According to Bjemina tshogpa, Tshering Om, 13 households submitted a letter to the gewog office to remove the factory in April. “So far no action has been taken.”

She said that earlier, the gewog identified a place at Gidaphu for the plant to relocate to, and got clearance from all the stakeholders, but the proprietor refused to relocate, stating the other location is not suitable.

According to the gewog mangmi, the letter was forwarded to Thimphu dzongkhag. 

The gewog mangmi said that the officiating environmental officer stated they would study the pollution from the plant, but they never came. 

Thimphu Dzongdag Dorji Tshering said after receiving the complaint, they formed a dispute settlement committee to assess the environmental hazards from ABP. “The environmental assessment was not carried out at the time, because the gewog said that the issue had been settled.”

 He said the committee will visit the site in the coming days, as it was important to study the environmental hazards.

The DoI estate manager, Daba, said that though ABP has environmental clearance, the DoI wants to check the emissions following the complaint.

He said there was only one instrument to check the emission levels and it is with a factory in Pasakha. “Due to quarantine measures, the official could not come to Thimphu with the instrument.”

The founder of Green Roads and proprietor of ABP, Rikesh Gurung, said he offered to sponsor the official to come from Pasakha to check whether his plant meets environmental standards. “The plant has a double filter and water-cooling system to reduce the pollutants and maintain itself at emission standards.”

 He said the smoke is similar to diesel smoke, as the plant uses diesel to burn bitumen, and most parts are run by electricity. “ The smoke is safe.”

Online research states short-term exposure to high concentrations of diesel exhaust and diesel particulate matter can result in dizziness; headaches; and eye, nose and throat irritation.
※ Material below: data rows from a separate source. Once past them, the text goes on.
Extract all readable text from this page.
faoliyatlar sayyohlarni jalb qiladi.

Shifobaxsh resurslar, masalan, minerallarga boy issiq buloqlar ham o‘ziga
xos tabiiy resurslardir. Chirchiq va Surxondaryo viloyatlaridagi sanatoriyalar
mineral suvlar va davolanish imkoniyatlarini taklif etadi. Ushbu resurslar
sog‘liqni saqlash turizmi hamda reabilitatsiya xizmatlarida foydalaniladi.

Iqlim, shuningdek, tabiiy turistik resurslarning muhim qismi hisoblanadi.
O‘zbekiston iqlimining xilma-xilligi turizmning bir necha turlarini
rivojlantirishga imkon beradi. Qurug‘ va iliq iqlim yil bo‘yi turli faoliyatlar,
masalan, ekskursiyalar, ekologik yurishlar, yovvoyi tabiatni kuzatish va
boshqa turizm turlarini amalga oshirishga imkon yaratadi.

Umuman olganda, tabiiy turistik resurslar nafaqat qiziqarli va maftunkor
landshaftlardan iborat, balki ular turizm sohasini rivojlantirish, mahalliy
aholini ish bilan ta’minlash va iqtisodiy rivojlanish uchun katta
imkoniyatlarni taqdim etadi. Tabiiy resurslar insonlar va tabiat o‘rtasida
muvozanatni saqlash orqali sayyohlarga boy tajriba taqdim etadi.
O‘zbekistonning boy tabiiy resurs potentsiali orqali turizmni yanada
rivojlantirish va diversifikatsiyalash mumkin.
It also states that exposure can increase a worker’s risk of cardiovascular, cardiopulmonary and respiratory disease, and lung cancer.

 Meanwhile, ABP signed a contract to operate for two years with the Ministry of Economic Affairs in 2019 and completed the two-year term in April 2021. The plant got an extension until October 1. 

 The area where ABP is located is supposed to be a landfill for the waste from the industrial estate. 

 Daba said that since there was no budget to construct a landfill, the space was temporarily allotted to ABP.

 He said that the deadline extension was given due to ongoing roadwork, and to make up for the plant closure during lockdowns. “The plant has to relocate or close within this month, as we received the budget to construct the landfill.”

 Rikesh Gurung said he is under pressure from Thimphu Thromde to deliver bitumen on time for ongoing roadwork especially for the four-lane road between Bhutan Telecom office and Jungshina bridge. “But authorities want me to stop the plant.” 

 He said that he was awarded roadwork for north Thimphu and there are only two bitumen plants in Thimphu. “It is important to run my plant. At least three bitumen plants are needed to complete the four-lane road. We are able to deliver 16 truckloads of bitumen when the demand is 20 truckloads for the four-lane road daily.”

 Rikesh Gurung said that although he was allocated a new location with three acres of land, he will have to spend more than Nu 3M to relocate, as the road is steep and he has to improve it. “Without a good road, it is impossible to relocate my plant, which weighs more than 60 tonnes.”

He said that he is looking forward to requesting that the Ministry of Economic Affairs extend the contract until the roadwork is complete. “I could find a more suitable site later.”